Agents, editors, and readers crave characters that seem true to life… and that goes whether the characters are actually human or not. This week, guest blogger Suzanne van Rooyen tackles humanizing the inhuman. While Suzanne’s post focuses on robots, her insights can help with creating great characters based on animals, aliens, creatures, or even inanimate objects. Happy writing! - Ella
Thanks to a university minor in philosophy, which introduced me to ontological and existential schools of thought, I have become fascinated by the concept of artificial intelligence, particularly in the idea of creating synthetic humans. This fascination hinges on the answers to the following questions: What is it that makes us uniquely human? Can we replicate that? What happens if or when we do? At what point does a machine become human?

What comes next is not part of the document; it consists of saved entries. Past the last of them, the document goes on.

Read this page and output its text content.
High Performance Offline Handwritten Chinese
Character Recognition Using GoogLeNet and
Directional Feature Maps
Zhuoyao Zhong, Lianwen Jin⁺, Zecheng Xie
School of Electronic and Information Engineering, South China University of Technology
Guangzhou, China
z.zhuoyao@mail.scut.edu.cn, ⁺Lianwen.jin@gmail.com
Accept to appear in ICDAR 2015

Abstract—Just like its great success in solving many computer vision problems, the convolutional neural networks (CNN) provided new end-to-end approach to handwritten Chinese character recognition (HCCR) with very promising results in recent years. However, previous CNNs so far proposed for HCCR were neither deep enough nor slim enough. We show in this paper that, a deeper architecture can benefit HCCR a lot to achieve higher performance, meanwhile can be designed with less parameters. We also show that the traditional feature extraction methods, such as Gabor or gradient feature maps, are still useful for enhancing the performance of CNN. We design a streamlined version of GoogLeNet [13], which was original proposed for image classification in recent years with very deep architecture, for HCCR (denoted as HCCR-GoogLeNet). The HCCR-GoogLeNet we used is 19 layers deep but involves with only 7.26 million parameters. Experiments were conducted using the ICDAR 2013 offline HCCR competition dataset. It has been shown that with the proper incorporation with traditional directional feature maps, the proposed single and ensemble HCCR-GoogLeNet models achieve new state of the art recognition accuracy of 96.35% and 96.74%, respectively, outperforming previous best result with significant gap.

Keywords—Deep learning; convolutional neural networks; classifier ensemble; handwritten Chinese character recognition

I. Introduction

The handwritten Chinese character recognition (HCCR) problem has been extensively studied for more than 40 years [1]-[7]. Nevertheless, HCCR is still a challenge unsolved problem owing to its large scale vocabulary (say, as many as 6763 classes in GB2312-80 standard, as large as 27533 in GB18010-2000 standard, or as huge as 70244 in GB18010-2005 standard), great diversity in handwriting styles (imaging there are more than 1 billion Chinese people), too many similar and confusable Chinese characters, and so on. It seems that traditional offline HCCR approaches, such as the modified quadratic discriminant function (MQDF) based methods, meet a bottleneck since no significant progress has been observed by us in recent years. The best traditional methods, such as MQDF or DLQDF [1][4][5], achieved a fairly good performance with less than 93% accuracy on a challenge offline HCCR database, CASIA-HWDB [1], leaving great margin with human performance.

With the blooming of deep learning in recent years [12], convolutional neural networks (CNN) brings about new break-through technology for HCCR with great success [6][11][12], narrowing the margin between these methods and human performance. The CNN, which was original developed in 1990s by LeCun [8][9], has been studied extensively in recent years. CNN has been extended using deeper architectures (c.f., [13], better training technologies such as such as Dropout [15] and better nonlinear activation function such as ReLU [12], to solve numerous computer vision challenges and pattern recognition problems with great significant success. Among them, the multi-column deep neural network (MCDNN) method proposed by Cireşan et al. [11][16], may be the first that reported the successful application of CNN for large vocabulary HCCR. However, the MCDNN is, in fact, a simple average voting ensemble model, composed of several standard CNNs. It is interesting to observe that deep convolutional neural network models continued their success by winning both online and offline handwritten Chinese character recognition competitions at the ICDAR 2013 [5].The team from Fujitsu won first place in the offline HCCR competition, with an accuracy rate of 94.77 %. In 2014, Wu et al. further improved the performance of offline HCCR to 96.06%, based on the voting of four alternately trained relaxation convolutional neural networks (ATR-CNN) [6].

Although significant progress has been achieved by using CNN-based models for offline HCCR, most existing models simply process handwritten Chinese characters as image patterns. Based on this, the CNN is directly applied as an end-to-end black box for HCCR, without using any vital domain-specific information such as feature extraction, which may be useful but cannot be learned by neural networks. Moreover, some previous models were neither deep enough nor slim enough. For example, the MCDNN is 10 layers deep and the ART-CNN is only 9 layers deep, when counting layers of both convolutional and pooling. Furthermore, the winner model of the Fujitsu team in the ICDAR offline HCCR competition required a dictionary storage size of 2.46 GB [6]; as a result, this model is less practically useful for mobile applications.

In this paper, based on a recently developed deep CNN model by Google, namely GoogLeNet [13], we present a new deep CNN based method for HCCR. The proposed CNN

I've always been drawn to robots, particularly androids (robots that resemble humans), in science fiction. In fact, some of my favorite characters from sci-fi blockbusters like Interstellar and sci-fi series like Almost Human and even Extant, have been the robots! But why and how do these machines become likable characters, often eclipsing their human counterparts?
This was one of the biggest challenges I faced when writing I Heart Robot. I needed to bring androids to life in a way that made them seem human while never letting the reader forget they were machines. My process was similar to creating a human character: what are their biggest strengths? What are their biggest weaknesses? What do they want? What do they fear? What makes them vulnerable? The answers to these questions might not even be things the android is inherently aware of – depending on the capabilities of their AI – but as an author, I could show these traits to the reader anyway by putting my androids in situations that garnered sympathy for that character. Getting the reader to feel for a character – even if the android can't feel for themselves – is extremely important!

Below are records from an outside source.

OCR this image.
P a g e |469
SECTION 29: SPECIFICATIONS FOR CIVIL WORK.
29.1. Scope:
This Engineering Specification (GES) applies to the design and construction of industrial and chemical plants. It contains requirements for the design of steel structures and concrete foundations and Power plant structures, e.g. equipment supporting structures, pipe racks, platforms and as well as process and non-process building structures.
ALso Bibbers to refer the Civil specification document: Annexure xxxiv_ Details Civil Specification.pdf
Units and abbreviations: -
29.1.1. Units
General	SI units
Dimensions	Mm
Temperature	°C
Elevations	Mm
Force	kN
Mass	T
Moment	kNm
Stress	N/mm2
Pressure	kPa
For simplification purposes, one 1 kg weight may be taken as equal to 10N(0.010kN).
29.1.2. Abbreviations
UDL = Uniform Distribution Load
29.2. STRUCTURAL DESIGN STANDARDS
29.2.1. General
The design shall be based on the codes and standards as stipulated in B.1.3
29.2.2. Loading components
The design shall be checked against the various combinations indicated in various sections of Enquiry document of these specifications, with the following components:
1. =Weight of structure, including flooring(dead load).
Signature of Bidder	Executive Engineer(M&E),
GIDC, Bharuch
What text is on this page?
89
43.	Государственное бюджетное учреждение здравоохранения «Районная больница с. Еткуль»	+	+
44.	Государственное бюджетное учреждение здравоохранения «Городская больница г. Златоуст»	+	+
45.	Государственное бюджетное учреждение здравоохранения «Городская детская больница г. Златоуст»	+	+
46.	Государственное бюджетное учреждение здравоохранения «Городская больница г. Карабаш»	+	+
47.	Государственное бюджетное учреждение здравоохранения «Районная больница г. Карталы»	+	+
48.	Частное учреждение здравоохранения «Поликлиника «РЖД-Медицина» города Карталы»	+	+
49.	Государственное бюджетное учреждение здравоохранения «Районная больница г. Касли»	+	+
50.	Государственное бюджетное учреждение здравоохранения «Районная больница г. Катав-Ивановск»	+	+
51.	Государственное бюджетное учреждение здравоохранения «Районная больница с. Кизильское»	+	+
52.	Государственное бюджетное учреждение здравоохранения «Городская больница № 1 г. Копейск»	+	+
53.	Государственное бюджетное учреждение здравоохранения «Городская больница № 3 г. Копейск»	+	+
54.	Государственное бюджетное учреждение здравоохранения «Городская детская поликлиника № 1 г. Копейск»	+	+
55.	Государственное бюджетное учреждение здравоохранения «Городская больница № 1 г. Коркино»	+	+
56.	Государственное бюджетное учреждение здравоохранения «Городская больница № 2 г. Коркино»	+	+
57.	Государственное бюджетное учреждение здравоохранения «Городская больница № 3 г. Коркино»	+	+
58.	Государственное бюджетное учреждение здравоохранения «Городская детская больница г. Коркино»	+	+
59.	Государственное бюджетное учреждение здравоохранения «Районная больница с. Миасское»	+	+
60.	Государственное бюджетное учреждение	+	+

Another technique to employ is humor. This is used very well in Interstellar to bring TARS and CASE, the onboard robots, to life, and we see it too in Dorian from Almost Human. Humor requires a certain amount of self-awareness, which immediately ups the degree of 'human-ness', but can also be used to humanize the character even when they themselves might not be aware of why they're being funny. Consider Star Trek's Data and his aphorisms, or his adorable yet ill-informed attempts at being human, trying to sneeze for example. These humorous moments engendered sympathy in the viewer for the character and made the audience feel for Data even when he couldn't feel for himself.
Another stand out moment, and one that greatly influenced I Heart Robot, is a scene from Terminator: The Sarah Connor Chronicles where the terminator Cameron is imitating a ballerina on TV. Her attempt at dance is witnessed by one of the human characters and it's how that human character reacts to seeing a robot doing ballet that makes the moment so powerful. This was a device I employed in I Heart Robot. My android is a musician and his awareness of human artistry, human creativity, and our ability to self-express when he cannot, ironically shows his humanity.
Bringing non-human characters, in this case – robots, to life boils down to giving them just enough humanity to make them relatable. Giving them a goal, a question they need to answer, a problem they need to solve, or a person/object they want to engage with will provide the necessary personification to make the reader care about the character, and once the reader cares, you've got a living character even if they don't have a heart beat.
Suzanne is a tattooed storyteller from South Africa. She currently lives in Sweden and is busy making friends with the ghosts of her Viking ancestors. Although she has a Master's degree in music, Suzanne prefers conjuring strange worlds and creating quirky characters. When she grows up, she wants to be an elf. Until then, she spends her time (when not writing) wall climbing, buying far too many books, and entertaining her shiba inu, Lego. Her books include The Other Me (Harmony Ink) and I Heart Robot (Month9Books).